The philosophy here is less gloomy about the possibility of loss insofar as the agnostic disjunction in relation to encountering phenomena like synchronicity mean it is always going to be possible to interpret certain phenomena as mystery. What is probably true is that it may become harder to sustain the interpretation, to choose the ‘other corridor’ of the AD.
There is it would seem an alliance between ‘mystery’ and occult interpretation of phenomenon. This is confusing insofar as mystery seems to be intended as a phenomenon that enables the agnostic disjunction rather than one that is actively on one side of it. However when faced with an occult event we can either rationalise it (suck it back into the regular world) or accept that the world is much much stranger than we took it to be. The former side plugs into the explanation world that strives towards coherence, the latter acknowledges immediately the pure incoherence of the world. Of course occult ontologies exist, but they always bring the incoherence to the fore. Explanation through metaphysics, as Kant noted, is not really explanation, it’s just speculation.

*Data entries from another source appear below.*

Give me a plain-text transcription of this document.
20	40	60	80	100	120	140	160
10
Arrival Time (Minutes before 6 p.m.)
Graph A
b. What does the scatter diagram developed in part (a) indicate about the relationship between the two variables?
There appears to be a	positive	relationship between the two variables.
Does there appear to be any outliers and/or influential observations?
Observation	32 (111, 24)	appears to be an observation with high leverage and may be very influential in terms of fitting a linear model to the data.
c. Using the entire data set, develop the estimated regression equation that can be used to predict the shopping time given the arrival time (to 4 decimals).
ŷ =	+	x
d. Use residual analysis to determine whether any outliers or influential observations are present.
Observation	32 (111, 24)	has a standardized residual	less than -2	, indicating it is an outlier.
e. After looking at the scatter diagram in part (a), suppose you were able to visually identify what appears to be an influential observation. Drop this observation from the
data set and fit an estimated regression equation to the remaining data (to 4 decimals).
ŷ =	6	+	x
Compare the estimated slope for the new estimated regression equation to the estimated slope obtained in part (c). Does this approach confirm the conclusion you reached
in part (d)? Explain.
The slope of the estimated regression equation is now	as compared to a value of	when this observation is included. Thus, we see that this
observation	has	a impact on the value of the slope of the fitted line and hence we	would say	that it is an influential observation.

What of accretive theory then? Isn’t it an explanation? Yes it is. It tries to be the best rational fit for accepting the agnostic disjunctive second arm. One might say in this respect it tries to remove mystery. It might provide some illumination, but the acceptance of accretive theory just does exactly what any occult ontology does (except without the dogma): it brings the incoherence to the fore. All accretive theory says is that if the synchronicity can be said to be ‘real’ then the concept (the pneuminous accretion) has been capable of altering the normal solidity (the umbratic). It’s easy to write this but to try to process what it must be for this to be the case does indeed bring the incoherence to the fore. Accretive theory cannot tell you and does not try to tell you how this happens, only that it does.
The problem of animism (as previously discussed) suggests the kind of problematic situation in relation to mystery. If the world is capable of responding in the manner like accretive theory suggests, then to get it to animistically respond one would likely need to invest in it in an active way in order for it to do so. If one continues to treat it rationally like ‘stuff’ it will not respond. The stuff perception is so strong that of course one does not want to treat the wind and rocks as if they are alive but of course as soon as someone is experimentally brave enough to do so they then face a second problem as soon as they feel the animistic world interacting with them. That is, they then encounter the agnostic disjunction in relation to the interaction. The sense that ‘this is just madness’ is almost overpowering and for good reason. They may well be right. But the safety net of rationality is never strong enough to absolutely dismiss the possibility.
The ‘what is it?’ is mystery and mystery is the ally of occult ‘explanation’. ‘Reality’ is surrounded.